Things are said to be named 'derivatively', which derive their name from some other name, but differ from it in termination. Thus the grammarian derives his name from the word 'grammar', and the courageous man from the word 'courage'.
In short, Aristotle classified objects and their characteristics into three major groups. First, he noted that many objects share the same names but had different characteristics. Second, he noted that many objects have different names but have the same characteristics. And third, he noted that many objects have distinct names and characteristics but share a common origin.

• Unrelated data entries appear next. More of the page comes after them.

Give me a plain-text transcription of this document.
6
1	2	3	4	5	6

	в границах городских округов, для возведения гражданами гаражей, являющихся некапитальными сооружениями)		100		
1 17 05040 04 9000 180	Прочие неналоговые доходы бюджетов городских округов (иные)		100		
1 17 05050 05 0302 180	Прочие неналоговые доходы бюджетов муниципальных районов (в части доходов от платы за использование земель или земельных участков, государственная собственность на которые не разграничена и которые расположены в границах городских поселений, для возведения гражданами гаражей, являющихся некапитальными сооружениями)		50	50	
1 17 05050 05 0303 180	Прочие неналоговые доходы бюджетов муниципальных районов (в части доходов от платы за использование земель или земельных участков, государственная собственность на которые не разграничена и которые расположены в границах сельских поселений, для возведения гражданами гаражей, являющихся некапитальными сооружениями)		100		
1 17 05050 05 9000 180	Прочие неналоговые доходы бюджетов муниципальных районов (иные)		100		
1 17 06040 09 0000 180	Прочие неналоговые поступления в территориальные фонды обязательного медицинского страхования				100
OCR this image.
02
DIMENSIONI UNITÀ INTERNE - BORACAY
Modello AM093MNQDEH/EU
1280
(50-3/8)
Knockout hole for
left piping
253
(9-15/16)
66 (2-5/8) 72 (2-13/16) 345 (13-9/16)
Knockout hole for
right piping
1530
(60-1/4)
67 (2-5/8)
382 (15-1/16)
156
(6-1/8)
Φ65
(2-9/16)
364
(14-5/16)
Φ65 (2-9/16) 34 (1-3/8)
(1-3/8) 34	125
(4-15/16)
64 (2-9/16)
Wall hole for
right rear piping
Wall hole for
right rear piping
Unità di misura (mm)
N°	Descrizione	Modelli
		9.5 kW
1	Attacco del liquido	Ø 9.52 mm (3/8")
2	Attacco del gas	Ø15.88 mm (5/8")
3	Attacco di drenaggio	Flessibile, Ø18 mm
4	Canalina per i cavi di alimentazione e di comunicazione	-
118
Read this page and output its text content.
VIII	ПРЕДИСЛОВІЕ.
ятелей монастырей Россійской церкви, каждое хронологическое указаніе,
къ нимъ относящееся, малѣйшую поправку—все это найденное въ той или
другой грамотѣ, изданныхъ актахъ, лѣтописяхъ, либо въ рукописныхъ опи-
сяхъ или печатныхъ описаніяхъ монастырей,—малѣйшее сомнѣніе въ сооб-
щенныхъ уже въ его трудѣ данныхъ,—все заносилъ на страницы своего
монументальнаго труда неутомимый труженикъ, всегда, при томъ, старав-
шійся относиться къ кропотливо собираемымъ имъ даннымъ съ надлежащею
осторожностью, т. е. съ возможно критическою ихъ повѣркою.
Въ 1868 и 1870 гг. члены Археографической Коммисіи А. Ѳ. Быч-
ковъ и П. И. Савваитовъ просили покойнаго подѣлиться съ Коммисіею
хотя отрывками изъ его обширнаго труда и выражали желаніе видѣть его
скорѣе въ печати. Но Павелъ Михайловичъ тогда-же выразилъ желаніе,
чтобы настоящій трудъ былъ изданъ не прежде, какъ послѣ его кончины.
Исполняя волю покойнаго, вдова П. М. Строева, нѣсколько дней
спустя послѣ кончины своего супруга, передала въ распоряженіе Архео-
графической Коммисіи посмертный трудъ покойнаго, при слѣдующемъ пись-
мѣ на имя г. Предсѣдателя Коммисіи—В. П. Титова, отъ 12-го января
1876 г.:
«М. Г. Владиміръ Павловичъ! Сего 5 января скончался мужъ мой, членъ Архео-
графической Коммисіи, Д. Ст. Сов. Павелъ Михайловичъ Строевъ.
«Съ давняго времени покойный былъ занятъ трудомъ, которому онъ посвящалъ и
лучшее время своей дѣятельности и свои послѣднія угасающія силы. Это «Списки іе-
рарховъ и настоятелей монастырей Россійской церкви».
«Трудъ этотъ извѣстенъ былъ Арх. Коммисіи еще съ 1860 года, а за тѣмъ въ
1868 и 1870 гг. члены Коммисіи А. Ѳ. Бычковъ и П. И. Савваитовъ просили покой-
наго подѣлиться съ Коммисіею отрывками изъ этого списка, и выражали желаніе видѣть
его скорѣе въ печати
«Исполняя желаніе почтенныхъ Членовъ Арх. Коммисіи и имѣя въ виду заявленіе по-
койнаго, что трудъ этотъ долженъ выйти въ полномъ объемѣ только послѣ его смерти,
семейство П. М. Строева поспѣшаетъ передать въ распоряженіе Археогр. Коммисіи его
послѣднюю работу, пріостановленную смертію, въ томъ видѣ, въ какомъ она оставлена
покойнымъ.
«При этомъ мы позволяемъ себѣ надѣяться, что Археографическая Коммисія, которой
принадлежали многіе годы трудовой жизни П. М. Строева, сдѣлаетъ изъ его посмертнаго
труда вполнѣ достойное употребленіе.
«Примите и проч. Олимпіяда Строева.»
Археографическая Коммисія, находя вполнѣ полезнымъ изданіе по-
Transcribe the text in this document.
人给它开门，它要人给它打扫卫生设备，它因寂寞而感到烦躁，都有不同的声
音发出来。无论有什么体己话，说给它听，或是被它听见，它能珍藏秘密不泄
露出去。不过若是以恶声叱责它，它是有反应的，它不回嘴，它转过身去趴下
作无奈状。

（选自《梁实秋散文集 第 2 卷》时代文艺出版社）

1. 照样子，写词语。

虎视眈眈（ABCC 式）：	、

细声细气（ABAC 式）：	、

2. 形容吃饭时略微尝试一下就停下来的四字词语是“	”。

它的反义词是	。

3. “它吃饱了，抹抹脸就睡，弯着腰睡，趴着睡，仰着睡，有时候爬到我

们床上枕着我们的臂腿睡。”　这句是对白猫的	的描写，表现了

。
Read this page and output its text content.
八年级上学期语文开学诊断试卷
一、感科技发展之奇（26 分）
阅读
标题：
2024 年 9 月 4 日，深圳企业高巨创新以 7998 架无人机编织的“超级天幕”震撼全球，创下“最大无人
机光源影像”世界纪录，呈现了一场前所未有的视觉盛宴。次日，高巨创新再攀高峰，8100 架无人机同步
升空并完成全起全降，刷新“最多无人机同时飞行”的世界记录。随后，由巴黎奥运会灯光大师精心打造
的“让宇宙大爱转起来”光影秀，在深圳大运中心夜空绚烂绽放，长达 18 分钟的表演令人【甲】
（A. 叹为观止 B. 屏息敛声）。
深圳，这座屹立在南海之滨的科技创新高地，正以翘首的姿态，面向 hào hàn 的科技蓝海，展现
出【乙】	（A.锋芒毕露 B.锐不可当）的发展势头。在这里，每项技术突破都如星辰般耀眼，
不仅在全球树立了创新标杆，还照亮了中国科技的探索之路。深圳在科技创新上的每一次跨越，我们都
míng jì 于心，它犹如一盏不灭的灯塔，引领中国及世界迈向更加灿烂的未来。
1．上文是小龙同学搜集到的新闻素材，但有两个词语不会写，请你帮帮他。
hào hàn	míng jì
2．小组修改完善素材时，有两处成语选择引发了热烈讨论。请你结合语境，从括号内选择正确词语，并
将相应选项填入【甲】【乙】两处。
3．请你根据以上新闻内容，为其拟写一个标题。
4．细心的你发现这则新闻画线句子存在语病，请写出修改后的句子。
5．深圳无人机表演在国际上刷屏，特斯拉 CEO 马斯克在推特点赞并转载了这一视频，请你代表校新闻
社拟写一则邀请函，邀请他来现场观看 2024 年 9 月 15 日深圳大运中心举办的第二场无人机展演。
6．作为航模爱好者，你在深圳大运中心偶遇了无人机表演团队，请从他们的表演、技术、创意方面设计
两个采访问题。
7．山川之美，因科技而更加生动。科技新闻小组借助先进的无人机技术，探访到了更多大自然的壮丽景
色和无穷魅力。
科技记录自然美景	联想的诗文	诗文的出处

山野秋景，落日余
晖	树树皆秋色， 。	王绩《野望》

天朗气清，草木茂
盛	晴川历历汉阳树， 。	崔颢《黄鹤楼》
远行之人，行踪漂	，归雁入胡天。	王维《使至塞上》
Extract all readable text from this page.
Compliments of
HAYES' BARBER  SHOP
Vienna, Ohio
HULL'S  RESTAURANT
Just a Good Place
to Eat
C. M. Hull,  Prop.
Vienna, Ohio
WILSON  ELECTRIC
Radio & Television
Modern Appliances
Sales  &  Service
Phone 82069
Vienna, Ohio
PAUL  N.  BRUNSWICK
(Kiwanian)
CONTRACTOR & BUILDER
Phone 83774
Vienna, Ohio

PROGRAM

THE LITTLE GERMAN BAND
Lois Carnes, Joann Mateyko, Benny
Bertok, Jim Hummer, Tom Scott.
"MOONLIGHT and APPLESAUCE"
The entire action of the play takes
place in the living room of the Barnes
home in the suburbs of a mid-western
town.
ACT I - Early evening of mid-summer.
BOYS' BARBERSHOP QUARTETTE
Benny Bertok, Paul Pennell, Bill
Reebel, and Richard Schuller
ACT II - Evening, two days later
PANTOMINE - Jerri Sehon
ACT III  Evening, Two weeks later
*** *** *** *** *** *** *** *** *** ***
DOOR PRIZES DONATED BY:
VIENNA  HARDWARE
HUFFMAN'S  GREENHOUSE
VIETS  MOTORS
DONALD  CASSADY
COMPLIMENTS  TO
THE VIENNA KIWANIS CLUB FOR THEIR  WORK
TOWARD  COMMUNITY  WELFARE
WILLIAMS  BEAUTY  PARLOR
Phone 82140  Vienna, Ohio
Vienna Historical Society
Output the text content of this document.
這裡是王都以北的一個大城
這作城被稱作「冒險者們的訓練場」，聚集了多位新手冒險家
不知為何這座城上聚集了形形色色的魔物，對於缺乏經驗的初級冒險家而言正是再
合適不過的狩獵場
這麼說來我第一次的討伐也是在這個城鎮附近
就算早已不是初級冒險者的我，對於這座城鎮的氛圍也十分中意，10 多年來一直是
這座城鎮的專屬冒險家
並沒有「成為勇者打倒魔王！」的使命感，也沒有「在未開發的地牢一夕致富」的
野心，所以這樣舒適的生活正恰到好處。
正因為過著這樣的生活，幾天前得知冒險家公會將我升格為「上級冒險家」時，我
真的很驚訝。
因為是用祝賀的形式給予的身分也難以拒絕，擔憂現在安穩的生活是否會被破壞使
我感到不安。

The following table exhibits the association among these three components of categorical logic and how they are associated with analytics:
Table 1: Analytics & Aristotle's Categorical Logic
||Nature of Relationship
||Univocals -– many speak as one.
||MANY : 1
||Multiple variables map to the same idea.
||When multiple variables share the same meaning, extract only one variable.
||Since 'SEX' and 'GENDER' typically mean the same thing, keep only one of the two variables.
||Equivocals -- one speaks as many.
||1 : MANY
||One variable maps to multiple ideas.
||When one variable has multiple values, transform all the values into a common value.
||The attributes of GENDER typically map to 'F' or '1' for FEMALE, and 'M' or '2' for MALE. Use either the character or numeric value to represent GENDER.
||Derivatives –- one idea is expressed by subsets of distinct voices.
||MANY(1 : 1) : 1
||Multiple unique variable/value pairs map to the same idea domain.
||When designing fact and dimension tables, load the data elements with discrete but related attributes into the same table.
||Name, Street Address, Phone Number, City, State, and ZIP logically fit together on a CONTACT INFORMATION table.
Aristotle’s ancient work provides a modern framework for preparing data for analysis:
- During the extraction process, identify the synonyms and eliminate the excess variables.
- During the transformation process, identify the homonyms and eliminate the excess values.
- During the loading process, identify the paronyms and group all of the similar analysis variables and classification variables.
This data preparation framework works for me. What works for you?